Tipps zum Velosattel
- Messen Sie den Abstand Ihrer Sitzhöcker am Gesäss. Legen Sie ein Stück Wellkarton auf einen Stuhl, und setzen Sie sich aufrecht hin. Die Abdrücke im Wellkarton zeigen Ihr Poprofil und geben Auskunft über die passende Sattelbreite.
- Testen Sie im Laden verschiedene Satteltypen.
- Wählen Sie keinen allzu weichen Sattel aus.
- Richten Sie den Sattel am Velo waagrecht aus.
- Wechseln Sie auf dem Velo die Sitzposition, und fahren Sie zwischendurch im Stehen.
- Fahren Sie einen neuen Sattel vor einer längeren Velotour ein.

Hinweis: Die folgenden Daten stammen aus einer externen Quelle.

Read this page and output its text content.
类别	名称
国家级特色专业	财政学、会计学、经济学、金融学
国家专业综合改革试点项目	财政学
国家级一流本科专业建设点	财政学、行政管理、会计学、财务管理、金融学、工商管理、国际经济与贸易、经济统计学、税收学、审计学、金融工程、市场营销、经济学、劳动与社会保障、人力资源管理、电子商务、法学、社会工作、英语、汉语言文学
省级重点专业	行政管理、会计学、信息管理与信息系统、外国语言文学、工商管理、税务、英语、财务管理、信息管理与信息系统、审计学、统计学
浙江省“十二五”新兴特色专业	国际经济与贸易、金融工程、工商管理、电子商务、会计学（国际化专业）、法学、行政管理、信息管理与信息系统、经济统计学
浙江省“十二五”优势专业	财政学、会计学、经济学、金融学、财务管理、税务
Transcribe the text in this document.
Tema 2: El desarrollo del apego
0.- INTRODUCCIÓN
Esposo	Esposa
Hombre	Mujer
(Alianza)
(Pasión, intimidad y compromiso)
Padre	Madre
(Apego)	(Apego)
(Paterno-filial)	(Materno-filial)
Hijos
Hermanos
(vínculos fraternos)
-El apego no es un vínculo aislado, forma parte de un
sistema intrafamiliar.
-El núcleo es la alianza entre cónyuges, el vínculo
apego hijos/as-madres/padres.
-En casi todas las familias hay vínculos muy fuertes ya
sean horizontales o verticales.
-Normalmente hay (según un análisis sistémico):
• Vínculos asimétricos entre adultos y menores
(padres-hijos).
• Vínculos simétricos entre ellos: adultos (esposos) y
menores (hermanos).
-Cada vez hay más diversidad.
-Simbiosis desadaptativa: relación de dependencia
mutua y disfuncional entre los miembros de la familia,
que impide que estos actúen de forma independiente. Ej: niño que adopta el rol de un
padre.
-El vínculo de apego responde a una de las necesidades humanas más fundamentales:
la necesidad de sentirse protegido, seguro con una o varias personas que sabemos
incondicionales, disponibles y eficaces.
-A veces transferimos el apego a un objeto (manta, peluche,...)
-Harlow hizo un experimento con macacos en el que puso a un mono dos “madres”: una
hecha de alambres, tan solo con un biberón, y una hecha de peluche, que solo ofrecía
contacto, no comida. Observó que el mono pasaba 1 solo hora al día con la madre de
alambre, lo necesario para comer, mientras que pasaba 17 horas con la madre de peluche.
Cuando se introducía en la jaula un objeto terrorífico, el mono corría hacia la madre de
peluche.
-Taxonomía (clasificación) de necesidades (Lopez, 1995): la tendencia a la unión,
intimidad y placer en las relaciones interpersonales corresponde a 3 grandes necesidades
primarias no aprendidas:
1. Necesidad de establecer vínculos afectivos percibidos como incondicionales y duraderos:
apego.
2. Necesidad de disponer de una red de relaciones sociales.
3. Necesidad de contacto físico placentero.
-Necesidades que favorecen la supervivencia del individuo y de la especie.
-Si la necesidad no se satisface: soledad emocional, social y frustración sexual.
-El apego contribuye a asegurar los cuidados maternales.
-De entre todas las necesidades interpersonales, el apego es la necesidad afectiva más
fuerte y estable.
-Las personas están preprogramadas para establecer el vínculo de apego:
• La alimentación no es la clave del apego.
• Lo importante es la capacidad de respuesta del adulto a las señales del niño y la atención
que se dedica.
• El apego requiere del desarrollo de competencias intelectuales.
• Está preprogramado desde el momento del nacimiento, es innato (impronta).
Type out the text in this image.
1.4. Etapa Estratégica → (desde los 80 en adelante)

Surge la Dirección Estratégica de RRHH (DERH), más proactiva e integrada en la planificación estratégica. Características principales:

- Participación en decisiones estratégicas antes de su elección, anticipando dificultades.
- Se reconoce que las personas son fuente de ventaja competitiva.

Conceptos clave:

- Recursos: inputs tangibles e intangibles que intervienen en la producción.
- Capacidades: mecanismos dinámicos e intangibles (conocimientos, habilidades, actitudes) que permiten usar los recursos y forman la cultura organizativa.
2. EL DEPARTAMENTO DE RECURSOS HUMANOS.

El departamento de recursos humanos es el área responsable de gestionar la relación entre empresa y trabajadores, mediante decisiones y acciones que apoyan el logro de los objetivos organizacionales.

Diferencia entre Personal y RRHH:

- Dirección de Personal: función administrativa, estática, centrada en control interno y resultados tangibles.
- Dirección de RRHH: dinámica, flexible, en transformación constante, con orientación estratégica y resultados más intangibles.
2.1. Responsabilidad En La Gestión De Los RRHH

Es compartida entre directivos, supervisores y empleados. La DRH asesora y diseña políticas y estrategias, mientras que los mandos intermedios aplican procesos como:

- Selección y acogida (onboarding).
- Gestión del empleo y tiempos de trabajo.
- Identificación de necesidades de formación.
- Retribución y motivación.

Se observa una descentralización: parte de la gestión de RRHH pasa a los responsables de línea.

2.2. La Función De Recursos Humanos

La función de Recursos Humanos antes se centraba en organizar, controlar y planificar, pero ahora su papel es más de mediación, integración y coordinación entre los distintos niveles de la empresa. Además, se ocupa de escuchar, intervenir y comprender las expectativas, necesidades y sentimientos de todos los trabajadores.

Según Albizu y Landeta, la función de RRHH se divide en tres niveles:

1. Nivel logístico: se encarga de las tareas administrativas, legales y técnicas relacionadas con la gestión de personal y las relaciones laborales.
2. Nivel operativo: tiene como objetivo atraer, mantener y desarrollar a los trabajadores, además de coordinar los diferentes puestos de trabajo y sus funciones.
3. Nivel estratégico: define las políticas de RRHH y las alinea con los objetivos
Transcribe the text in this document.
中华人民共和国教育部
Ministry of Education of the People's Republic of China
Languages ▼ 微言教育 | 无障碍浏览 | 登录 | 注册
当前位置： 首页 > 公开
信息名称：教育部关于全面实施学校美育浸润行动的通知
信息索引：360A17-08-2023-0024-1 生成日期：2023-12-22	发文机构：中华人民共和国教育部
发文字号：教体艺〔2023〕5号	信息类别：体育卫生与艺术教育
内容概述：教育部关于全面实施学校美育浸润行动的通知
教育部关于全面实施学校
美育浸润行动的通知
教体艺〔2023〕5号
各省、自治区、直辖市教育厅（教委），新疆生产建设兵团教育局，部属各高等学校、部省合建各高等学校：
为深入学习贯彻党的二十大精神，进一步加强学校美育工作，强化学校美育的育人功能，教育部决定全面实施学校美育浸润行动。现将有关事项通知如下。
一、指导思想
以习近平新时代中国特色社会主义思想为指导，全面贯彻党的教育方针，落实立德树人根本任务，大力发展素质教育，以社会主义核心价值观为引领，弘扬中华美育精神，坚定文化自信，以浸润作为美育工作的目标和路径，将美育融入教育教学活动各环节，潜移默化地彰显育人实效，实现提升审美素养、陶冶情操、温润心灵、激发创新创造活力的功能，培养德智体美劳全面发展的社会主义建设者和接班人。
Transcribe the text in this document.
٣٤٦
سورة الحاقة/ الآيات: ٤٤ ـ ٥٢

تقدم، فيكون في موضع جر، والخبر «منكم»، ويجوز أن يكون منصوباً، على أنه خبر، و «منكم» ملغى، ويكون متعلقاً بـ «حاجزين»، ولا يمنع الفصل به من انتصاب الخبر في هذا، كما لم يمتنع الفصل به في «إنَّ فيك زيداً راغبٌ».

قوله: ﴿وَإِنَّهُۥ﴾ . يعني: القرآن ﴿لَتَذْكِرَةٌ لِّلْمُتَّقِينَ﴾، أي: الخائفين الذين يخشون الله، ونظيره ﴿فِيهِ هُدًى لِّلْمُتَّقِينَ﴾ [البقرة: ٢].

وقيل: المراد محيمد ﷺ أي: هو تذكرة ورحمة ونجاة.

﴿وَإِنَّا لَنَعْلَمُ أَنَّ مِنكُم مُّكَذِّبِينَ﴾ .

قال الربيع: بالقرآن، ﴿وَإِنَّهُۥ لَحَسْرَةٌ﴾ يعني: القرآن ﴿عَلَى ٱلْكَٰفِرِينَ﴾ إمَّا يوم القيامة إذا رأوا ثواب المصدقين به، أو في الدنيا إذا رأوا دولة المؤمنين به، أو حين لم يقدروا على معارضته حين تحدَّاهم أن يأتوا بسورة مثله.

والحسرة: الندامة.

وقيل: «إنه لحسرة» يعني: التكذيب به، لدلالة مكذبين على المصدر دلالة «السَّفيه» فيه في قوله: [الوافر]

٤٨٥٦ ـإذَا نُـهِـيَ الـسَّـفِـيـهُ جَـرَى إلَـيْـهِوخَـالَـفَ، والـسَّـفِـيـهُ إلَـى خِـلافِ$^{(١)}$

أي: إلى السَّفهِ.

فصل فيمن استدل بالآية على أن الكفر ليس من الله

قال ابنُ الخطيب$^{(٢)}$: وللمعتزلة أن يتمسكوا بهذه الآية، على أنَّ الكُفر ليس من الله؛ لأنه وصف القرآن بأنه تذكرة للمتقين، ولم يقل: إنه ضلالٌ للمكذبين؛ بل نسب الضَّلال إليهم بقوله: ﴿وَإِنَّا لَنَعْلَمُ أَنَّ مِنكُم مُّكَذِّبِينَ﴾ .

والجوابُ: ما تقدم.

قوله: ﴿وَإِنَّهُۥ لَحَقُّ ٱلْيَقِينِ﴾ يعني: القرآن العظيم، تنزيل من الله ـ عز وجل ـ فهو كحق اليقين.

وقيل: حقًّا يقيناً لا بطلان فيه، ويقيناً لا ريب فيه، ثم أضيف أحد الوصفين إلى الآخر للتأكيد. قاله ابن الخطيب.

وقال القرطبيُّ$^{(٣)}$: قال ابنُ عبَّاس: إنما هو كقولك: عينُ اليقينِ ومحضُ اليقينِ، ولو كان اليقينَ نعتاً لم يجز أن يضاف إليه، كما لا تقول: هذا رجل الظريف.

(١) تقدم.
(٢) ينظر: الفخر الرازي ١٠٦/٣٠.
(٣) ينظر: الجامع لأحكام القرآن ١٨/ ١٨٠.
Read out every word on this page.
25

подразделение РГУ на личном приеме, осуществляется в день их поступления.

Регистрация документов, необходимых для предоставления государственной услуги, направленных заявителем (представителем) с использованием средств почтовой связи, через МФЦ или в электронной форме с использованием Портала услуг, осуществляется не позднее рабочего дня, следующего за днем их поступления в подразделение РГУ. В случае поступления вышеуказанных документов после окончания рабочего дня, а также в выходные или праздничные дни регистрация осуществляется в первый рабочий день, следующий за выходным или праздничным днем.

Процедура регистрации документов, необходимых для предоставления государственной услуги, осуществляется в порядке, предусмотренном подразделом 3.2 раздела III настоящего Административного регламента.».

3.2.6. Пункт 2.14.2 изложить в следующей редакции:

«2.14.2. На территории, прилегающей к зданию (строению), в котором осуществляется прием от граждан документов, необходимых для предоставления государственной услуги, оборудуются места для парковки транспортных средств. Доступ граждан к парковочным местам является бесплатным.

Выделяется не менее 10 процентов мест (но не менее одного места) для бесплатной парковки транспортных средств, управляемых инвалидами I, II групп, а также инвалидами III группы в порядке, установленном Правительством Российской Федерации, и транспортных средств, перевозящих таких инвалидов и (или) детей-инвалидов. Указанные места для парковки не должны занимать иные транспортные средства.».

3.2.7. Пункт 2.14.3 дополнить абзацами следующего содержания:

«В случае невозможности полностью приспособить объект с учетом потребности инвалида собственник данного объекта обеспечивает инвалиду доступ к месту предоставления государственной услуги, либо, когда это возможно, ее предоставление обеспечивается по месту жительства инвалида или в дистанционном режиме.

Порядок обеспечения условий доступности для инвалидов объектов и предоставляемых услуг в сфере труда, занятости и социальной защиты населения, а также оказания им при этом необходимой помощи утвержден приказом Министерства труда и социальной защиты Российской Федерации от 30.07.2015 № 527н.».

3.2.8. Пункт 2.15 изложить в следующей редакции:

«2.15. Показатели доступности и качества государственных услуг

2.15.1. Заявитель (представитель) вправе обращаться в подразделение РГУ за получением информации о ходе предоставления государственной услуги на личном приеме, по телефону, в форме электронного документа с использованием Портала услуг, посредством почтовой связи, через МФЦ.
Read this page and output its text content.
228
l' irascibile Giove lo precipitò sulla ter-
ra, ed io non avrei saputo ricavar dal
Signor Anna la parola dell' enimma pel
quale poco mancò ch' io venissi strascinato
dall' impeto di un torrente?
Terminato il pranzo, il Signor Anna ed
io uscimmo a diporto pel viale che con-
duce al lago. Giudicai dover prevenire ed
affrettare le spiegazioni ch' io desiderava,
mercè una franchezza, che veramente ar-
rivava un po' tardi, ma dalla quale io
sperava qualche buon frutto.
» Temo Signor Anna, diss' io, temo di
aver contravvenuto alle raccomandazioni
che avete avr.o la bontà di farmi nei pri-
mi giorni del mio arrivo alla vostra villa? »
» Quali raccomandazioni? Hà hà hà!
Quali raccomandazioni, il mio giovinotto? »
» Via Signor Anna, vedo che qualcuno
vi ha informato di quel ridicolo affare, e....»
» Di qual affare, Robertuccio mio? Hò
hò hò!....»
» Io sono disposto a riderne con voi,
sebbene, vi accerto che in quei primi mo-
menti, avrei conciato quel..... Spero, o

- Für lange Touren empfiehlt sich eine gepolsterte Velohose, allenfalls auch eine Sitzcreme. Das reduziert die Reibung.
Umfrage: Haben Sie Probleme mit Ihrem Velosattel?
Sarah Fischer, 30, Zürich
«Nein. Ich bin mit meinem Velosattel zufrieden. Ich hatte nicht mal Probleme, als ich mit dem Velo bis nach Barcelona fuhr. Zusätzlich habe ich mir eine gefederte Sattelstütze gekauft. Das erhöht den Komfort.»
Jürg Zollinger, 65, Stäfa ZH
«Meistens nicht. Aber wenn ich im Frühling mein Rennvelo hervorhole, dauert es ein bis zwei Tage, bis ich mich wieder an den Sattel gewöhnt habe. Er hat einen Schlitz – das entlastet.»
Lea Aeschlimann, 34, Zürich
«Mein Ledersattel von Brooks fühlte sich nach dem Kauf sehr hart an, aber er passte sich mit der Zeit dem Hintern an. Jetzt sitzt er bequem. Zwischendurch muss ich ihn mit einem Lederpflegemittel behandeln.»